With the ends of the blanket still in my hands, I must look like a bat trying to sleep as I pull the ends toward my face to scrub at my eyes. “I have to put things into my long-term memory to memorize them. I went to doctor after doctor when I was a kid, but no one was willing to diagnose it as anything specific. Mom always suspected…” I trail off.
“So you don’t drink?” It’s a statement and a question. I lower the blanket to meet his confusion head-on.
“No. Mom did heavily while she was pregnant with me. The problem is, she was also given drugs to help with her labor and delivery. Either, both, could have caused problems with my learning issues.” And there it is: the dawning horror I’ve seen on the faces of doctors, teachers, and the occasional person we’ve let close enough into our family fold to be told the truth.
Ignoring the beginning of anger that’s just forming inside, I plow on. “The only reason I can memorize scripts is that I have someone read the lines into an audio recording—you know, like an audiobook. It was a fluke I ever learned that trick. I was studying for a class where the professor happened to mention he was friends with the audio narrator, and this was another professional path we could go down. The idea of being a narrator intrigued me; I could use my talent without having to memorize anything. So, I downloaded the book we were reading. Imagine my surprise when I could answer questions in class later that week.” Even I can hear the bitterness in my voice. “I made an appointment with the professor, had him sign an NDA, and explained everything I’m telling you.”
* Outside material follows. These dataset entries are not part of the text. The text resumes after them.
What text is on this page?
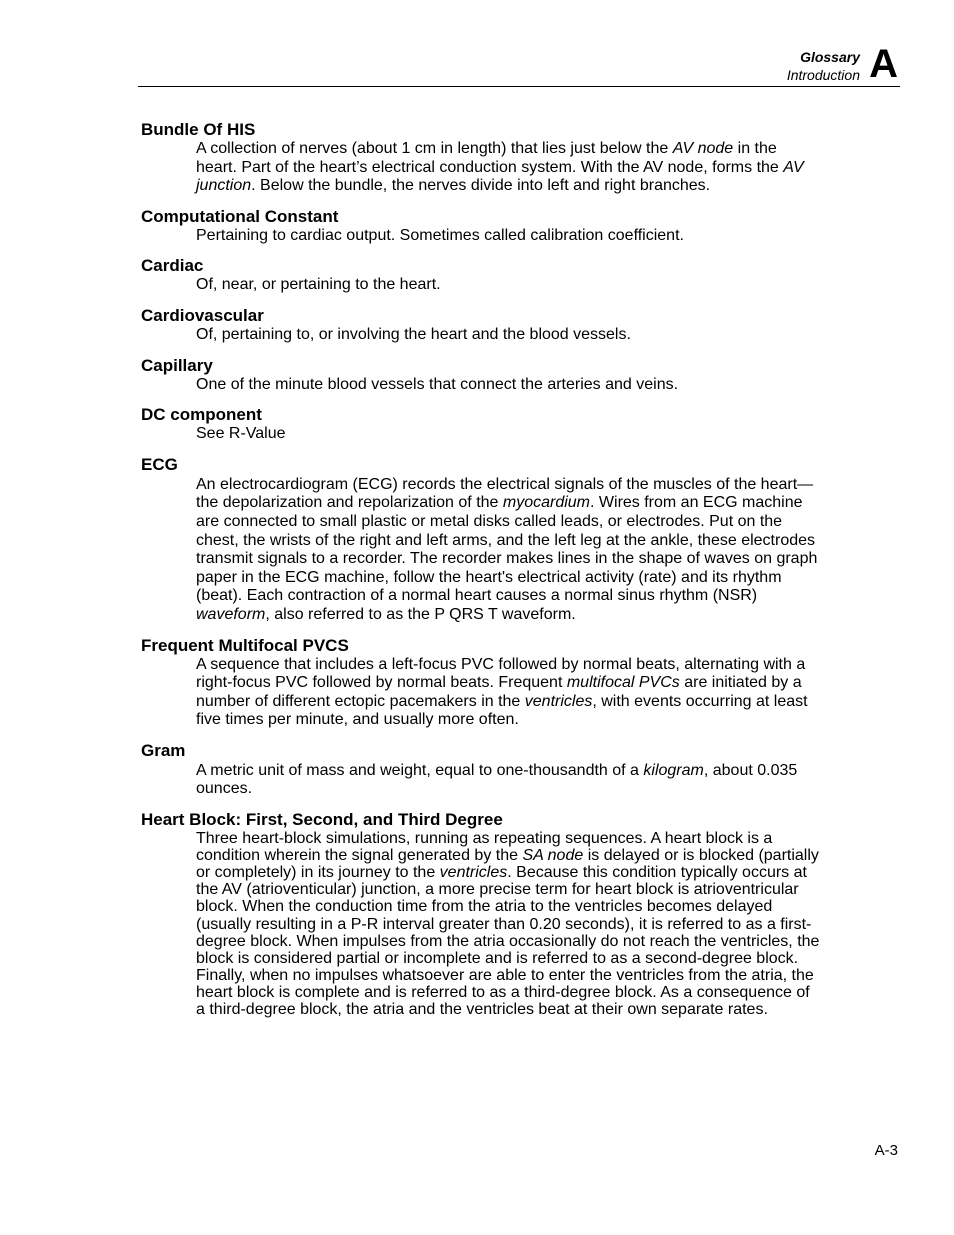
Glossary
Introduction A
Bundle Of HIS
A collection of nerves (about 1 cm in length) that lies just below the AV node in the heart. Part of the heart’s electrical conduction system. With the AV node, forms the AV junction. Below the bundle, the nerves divide into left and right branches.
Computational Constant
Pertaining to cardiac output. Sometimes called calibration coefficient.
Cardiac
Of, near, or pertaining to the heart.
Cardiovascular
Of, pertaining to, or involving the heart and the blood vessels.
Capillary
One of the minute blood vessels that connect the arteries and veins.
DC component
See R-Value
ECG
An electrocardiogram (ECG) records the electrical signals of the muscles of the heart—the depolarization and repolarization of the myocardium. Wires from an ECG machine are connected to small plastic or metal disks called leads, or electrodes. Put on the chest, the wrists of the right and left arms, and the left leg at the ankle, these electrodes transmit signals to a recorder. The recorder makes lines in the shape of waves on graph paper in the ECG machine, follow the heart's electrical activity (rate) and its rhythm (beat). Each contraction of a normal heart causes a normal sinus rhythm (NSR) waveform, also referred to as the P QRS T waveform.
Frequent Multifocal PVCS
A sequence that includes a left-focus PVC followed by normal beats, alternating with a right-focus PVC followed by normal beats. Frequent multifocal PVCs are initiated by a number of different ectopic pacemakers in the ventricles, with events occurring at least five times per minute, and usually more often.
Gram
A metric unit of mass and weight, equal to one-thousandth of a kilogram, about 0.035 ounces.
Heart Block: First, Second, and Third Degree
Three heart-block simulations, running as repeating sequences. A heart block is a condition wherein the signal generated by the SA node is delayed or is blocked (partially or completely) in its journey to the ventricles. Because this condition typically occurs at the AV (atrioventicular) junction, a more precise term for heart block is atrioventricular block. When the conduction time from the atria to the ventricles becomes delayed (usually resulting in a P-R interval greater than 0.20 seconds), it is referred to as a first-degree block. When impulses from the atria occasionally do not reach the ventricles, the block is considered partial or incomplete and is referred to as a second-degree block. Finally, when no impulses whatsoever are able to enter the ventricles from the atria, the heart block is complete and is referred to as a third-degree block. As a consequence of a third-degree block, the atria and the ventricles beat at their own separate rates.
A-3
“What did he say?” It’s the first thing Monty’s said.
“He got me in touch with his friend, who happens to own the small company. We had a long discussion about what I was looking for. I didn’t even know if it would work. But I agreed to pay him thousands of dollars from my savings—I like to call it my mother’s old guilt fund—to see if having one of his lesser-known narrators read me my textbooks would help put the materials into my long-term memory. I could listen to it while I was working out, while I was on the subway, anywhere.”
Monty brushes a lock of hair off my shoulder. “How quickly did you see results?”
“Oh, about six weeks. So much of literature is already on audiobook format. It was just a matter of getting the right recordings. All I was paying for was my regular textbooks like science.” Rubbing my fingers against my temples, I try to soothe the headache beginning to form. “As we started to get into my theater classes, it became more complicated.”